Sabe qual o curso que apresenta a maior taxa de desemprego? O que tem mais estudantes estrangeiros inscritos? E qual o que tem maior taxa de desistência ao fim de um ano? O portal Infocursos (www.infocursos.mec), que compila informação sobre o sistema de ensino (básico, secundário e superior) permite encontrar as respostas a estas e muitas outras questões. Esta enorme base de dados foi recentemente utilizada e é agora apresentada informação não só para mais de 1700 licenciaturas e mestrados integrados, como também para os mais de 450 cursos superiores técnicos especializados (formação pós-secundária de dois anos que dá direito a um diploma de ensino superior e acesso a uma licenciatura) e quase dois mil mestrados.

A 1ª fase do concurso nacional de acesso ao ensino superior inicia-se na próxima quarta-feira e decorre até 6 de agosto.
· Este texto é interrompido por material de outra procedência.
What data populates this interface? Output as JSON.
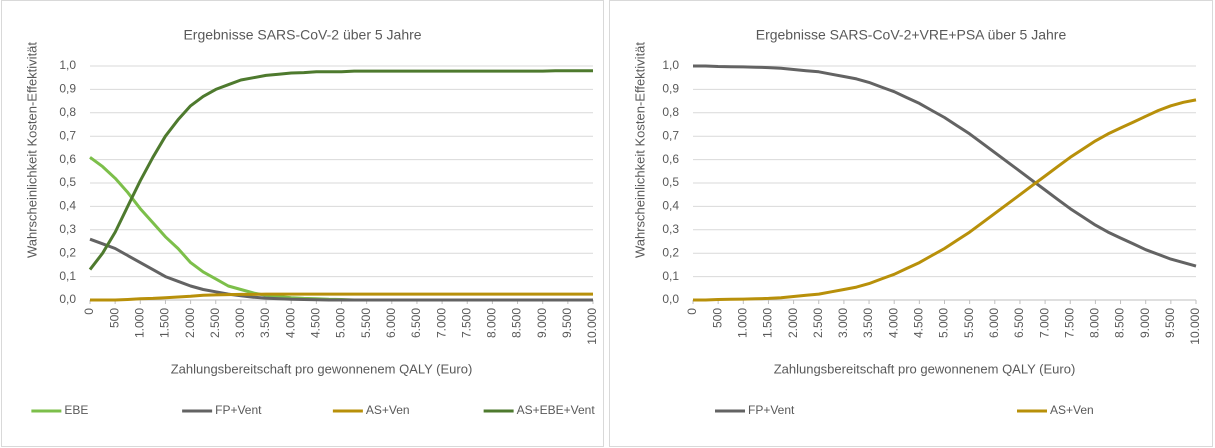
{
  "chart_data": [
    {
      "type": "line",
      "title": "Ergebnisse SARS-CoV-2 über 5 Jahre",
      "xlabel": "Zahlungsbereitschaft pro gewonnenem QALY (Euro)",
      "ylabel": "Wahrscheinlichkeit Kosten-Effektivität",
      "x": [
        0,
        250,
        500,
        750,
        1000,
        1250,
        1500,
        1750,
        2000,
        2250,
        2500,
        2750,
        3000,
        3250,
        3500,
        3750,
        4000,
        4250,
        4500,
        4750,
        5000,
        5250,
        5500,
        5750,
        6000,
        6250,
        6500,
        6750,
        7000,
        7250,
        7500,
        7750,
        8000,
        8250,
        8500,
        8750,
        9000,
        9250,
        9500,
        9750,
        10000
      ],
      "xlim": [
        0,
        10000
      ],
      "xticks": [
        0,
        500,
        {
          "value": 1000,
          "label": "1.000"
        },
        {
          "value": 1500,
          "label": "1.500"
        },
        {
          "value": 2000,
          "label": "2.000"
        },
        {
          "value": 2500,
          "label": "2.500"
        },
        {
          "value": 3000,
          "label": "3.000"
        },
        {
          "value": 3500,
          "label": "3.500"
        },
        {
          "value": 4000,
          "label": "4.000"
        },
        {
          "value": 4500,
          "label": "4.500"
        },
        {
          "value": 5000,
          "label": "5.000"
        },
        {
          "value": 5500,
          "label": "5.500"
        },
        {
          "value": 6000,
          "label": "6.000"
        },
        {
          "value": 6500,
          "label": "6.500"
        },
        {
          "value": 7000,
          "label": "7.000"
        },
        {
          "value": 7500,
          "label": "7.500"
        },
        {
          "value": 8000,
          "label": "8.000"
        },
        {
          "value": 8500,
          "label": "8.500"
        },
        {
          "value": 9000,
          "label": "9.000"
        },
        {
          "value": 9500,
          "label": "9.500"
        },
        {
          "value": 10000,
          "label": "10.000"
        }
      ],
      "ylim": [
        0,
        1
      ],
      "yticks": [
        {
          "value": 0,
          "label": "0,0"
        },
        {
          "value": 0.1,
          "label": "0,1"
        },
        {
          "value": 0.2,
          "label": "0,2"
        },
        {
          "value": 0.3,
          "label": "0,3"
        },
        {
          "value": 0.4,
          "label": "0,4"
        },
        {
          "value": 0.5,
          "label": "0,5"
        },
        {
          "value": 0.6,
          "label": "0,6"
        },
        {
          "value": 0.7,
          "label": "0,7"
        },
        {
          "value": 0.8,
          "label": "0,8"
        },
        {
          "value": 0.9,
          "label": "0,9"
        },
        {
          "value": 1,
          "label": "1,0"
        }
      ],
      "grid": true,
      "legend": "bottom",
      "series": [
        {
          "name": "EBE",
          "color": "#7cbf4a",
          "values": [
            0.61,
            0.57,
            0.52,
            0.46,
            0.39,
            0.33,
            0.27,
            0.22,
            0.16,
            0.12,
            0.09,
            0.06,
            0.045,
            0.03,
            0.02,
            0.015,
            0.01,
            0.007,
            0.005,
            0.003,
            0.002,
            0,
            0,
            0,
            0,
            0,
            0,
            0,
            0,
            0,
            0,
            0,
            0,
            0,
            0,
            0,
            0,
            0,
            0,
            0,
            0
          ]
        },
        {
          "name": "FP+Vent",
          "color": "#636363",
          "values": [
            0.26,
            0.24,
            0.22,
            0.19,
            0.16,
            0.13,
            0.1,
            0.08,
            0.06,
            0.045,
            0.035,
            0.025,
            0.018,
            0.012,
            0.008,
            0.005,
            0.003,
            0.002,
            0.001,
            0,
            0,
            0,
            0,
            0,
            0,
            0,
            0,
            0,
            0,
            0,
            0,
            0,
            0,
            0,
            0,
            0,
            0,
            0,
            0,
            0,
            0
          ]
        },
        {
          "name": "AS+Ven",
          "color": "#b8900a",
          "values": [
            0,
            0,
            0,
            0.002,
            0.005,
            0.007,
            0.01,
            0.013,
            0.016,
            0.02,
            0.022,
            0.023,
            0.024,
            0.024,
            0.025,
            0.025,
            0.025,
            0.025,
            0.025,
            0.025,
            0.025,
            0.025,
            0.025,
            0.025,
            0.025,
            0.025,
            0.025,
            0.025,
            0.025,
            0.025,
            0.025,
            0.025,
            0.025,
            0.025,
            0.025,
            0.025,
            0.025,
            0.025,
            0.025,
            0.025,
            0.025
          ]
        },
        {
          "name": "AS+EBE+Vent",
          "color": "#4e7a2e",
          "values": [
            0.13,
            0.2,
            0.29,
            0.4,
            0.51,
            0.61,
            0.7,
            0.77,
            0.83,
            0.87,
            0.9,
            0.92,
            0.94,
            0.95,
            0.96,
            0.965,
            0.97,
            0.972,
            0.975,
            0.975,
            0.975,
            0.978,
            0.978,
            0.978,
            0.978,
            0.978,
            0.978,
            0.978,
            0.978,
            0.978,
            0.978,
            0.978,
            0.978,
            0.978,
            0.978,
            0.978,
            0.978,
            0.98,
            0.98,
            0.98,
            0.98
          ]
        }
      ]
    },
    {
      "type": "line",
      "title": "Ergebnisse SARS-CoV-2+VRE+PSA über 5 Jahre",
      "xlabel": "Zahlungsbereitschaft pro gewonnenem QALY (Euro)",
      "ylabel": "Wahrscheinlichkeit Kosten-Effektivität",
      "x": [
        0,
        250,
        500,
        750,
        1000,
        1250,
        1500,
        1750,
        2000,
        2250,
        2500,
        2750,
        3000,
        3250,
        3500,
        3750,
        4000,
        4250,
        4500,
        4750,
        5000,
        5250,
        5500,
        5750,
        6000,
        6250,
        6500,
        6750,
        7000,
        7250,
        7500,
        7750,
        8000,
        8250,
        8500,
        8750,
        9000,
        9250,
        9500,
        9750,
        10000
      ],
      "xlim": [
        0,
        10000
      ],
      "xticks": [
        0,
        500,
        {
          "value": 1000,
          "label": "1.000"
        },
        {
          "value": 1500,
          "label": "1.500"
        },
        {
          "value": 2000,
          "label": "2.000"
        },
        {
          "value": 2500,
          "label": "2.500"
        },
        {
          "value": 3000,
          "label": "3.000"
        },
        {
          "value": 3500,
          "label": "3.500"
        },
        {
          "value": 4000,
          "label": "4.000"
        },
        {
          "value": 4500,
          "label": "4.500"
        },
        {
          "value": 5000,
          "label": "5.000"
        },
        {
          "value": 5500,
          "label": "5.500"
        },
        {
          "value": 6000,
          "label": "6.000"
        },
        {
          "value": 6500,
          "label": "6.500"
        },
        {
          "value": 7000,
          "label": "7.000"
        },
        {
          "value": 7500,
          "label": "7.500"
        },
        {
          "value": 8000,
          "label": "8.000"
        },
        {
          "value": 8500,
          "label": "8.500"
        },
        {
          "value": 9000,
          "label": "9.000"
        },
        {
          "value": 9500,
          "label": "9.500"
        },
        {
          "value": 10000,
          "label": "10.000"
        }
      ],
      "ylim": [
        0,
        1
      ],
      "yticks": [
        {
          "value": 0,
          "label": "0,0"
        },
        {
          "value": 0.1,
          "label": "0,1"
        },
        {
          "value": 0.2,
          "label": "0,2"
        },
        {
          "value": 0.3,
          "label": "0,3"
        },
        {
          "value": 0.4,
          "label": "0,4"
        },
        {
          "value": 0.5,
          "label": "0,5"
        },
        {
          "value": 0.6,
          "label": "0,6"
        },
        {
          "value": 0.7,
          "label": "0,7"
        },
        {
          "value": 0.8,
          "label": "0,8"
        },
        {
          "value": 0.9,
          "label": "0,9"
        },
        {
          "value": 1,
          "label": "1,0"
        }
      ],
      "grid": true,
      "legend": "bottom",
      "series": [
        {
          "name": "FP+Vent",
          "color": "#636363",
          "values": [
            1,
            1,
            0.998,
            0.997,
            0.996,
            0.995,
            0.993,
            0.99,
            0.985,
            0.98,
            0.975,
            0.965,
            0.955,
            0.945,
            0.93,
            0.91,
            0.89,
            0.865,
            0.84,
            0.81,
            0.78,
            0.745,
            0.71,
            0.67,
            0.63,
            0.59,
            0.55,
            0.51,
            0.47,
            0.43,
            0.39,
            0.355,
            0.32,
            0.29,
            0.265,
            0.24,
            0.215,
            0.195,
            0.175,
            0.16,
            0.145
          ]
        },
        {
          "name": "AS+Ven",
          "color": "#b8900a",
          "values": [
            0,
            0,
            0.002,
            0.003,
            0.004,
            0.005,
            0.007,
            0.01,
            0.015,
            0.02,
            0.025,
            0.035,
            0.045,
            0.055,
            0.07,
            0.09,
            0.11,
            0.135,
            0.16,
            0.19,
            0.22,
            0.255,
            0.29,
            0.33,
            0.37,
            0.41,
            0.45,
            0.49,
            0.53,
            0.57,
            0.61,
            0.645,
            0.68,
            0.71,
            0.735,
            0.76,
            0.785,
            0.81,
            0.83,
            0.845,
            0.855
          ]
        }
      ]
    }
  ]
}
Os resultados das colocações serão conhecidos a 9 de setembro.

Isabel Leiria Expresso

Cursos em que os candidatos com média ≥ 17 valores superam as vagas

Podem aumentar vagas entre 5% e 15%

Fonte: GRUPO DE TRABALHO AUTOR DO Relatório Sobre o Acesso ao Ensino Superior, junho 2019

EXCELÊNCIA

O grupo de trabalho nomeado pelo ministro identificou 12 cursos que devem aumentar as vagas pelo seu índice de excelência, todos lecionados nas universidades de Lisboa (UL) e do Porto (UP). Engenharia Física e Tecnológica, no Instituto Superior Técnico, e Engenharia e Gestão Industrial na UP foram os que deixaram mais alunos de média igual ou superior a 17 de fora face às vagas apresentadas. Este último, por exemplo, poderá abrir mais 10 vagas.

Cursos com menos de 10 colocados nos três últimos anos letivos

Em risco de fechar

Fonte: GRUPO DE TRABALHO AUTOR DO Relatório Sobre o Acesso ao Ensino Superior, junho 2019

PROCURA

Os cursos que, em cada um dos últimos três anos, receberam menos de 10 novos alunos não poderão abrir vagas em qualquer modalidade de acesso. Mas há exceções: licenciaturas em artes do espetáculo (excluídas desta lista), nas áreas do digital e ciências de dados, em que não haja oferta alternativa no país ou que tenham mercado junto de estudantes internacionais.

Cursos sem desempregados inscritos no IEFP

Fonte: Fonte: Portal Infocursos, MCTES

EMPREGO

É um dos indicadores que tem sido usado pelo Ministério na regulação de vagas. Os cursos que tenham desemprego mais alto do que a média da instituição ou do que a média do país na respetiva área de estudo não podem aumentar o número de lugares. Mas também aqui há exceções, designadamente para escolas do interior. Este indicador é medido através do número de diplomados nos quatros anos letivos anteriores e o de inscritos no Instituto de Emprego e Formação Profissional que tiraram esses mesmos cursos. Por isso, pode pecar por defeito, já que a inscrição num centro de emprego não é obrigatória e o jovem pode ter emigrado ou ter começado a trabalhar noutra área. Nesta lista apenas estão identificados os cursos sem registos no final de 2018 e que diplomaram mais de 80 estudantes entre 2014 e 2017. A nível nacional a taxa de recém-diplomados inscritos no IEFP é de 3,4% no ensino público e de 4,1% no privado.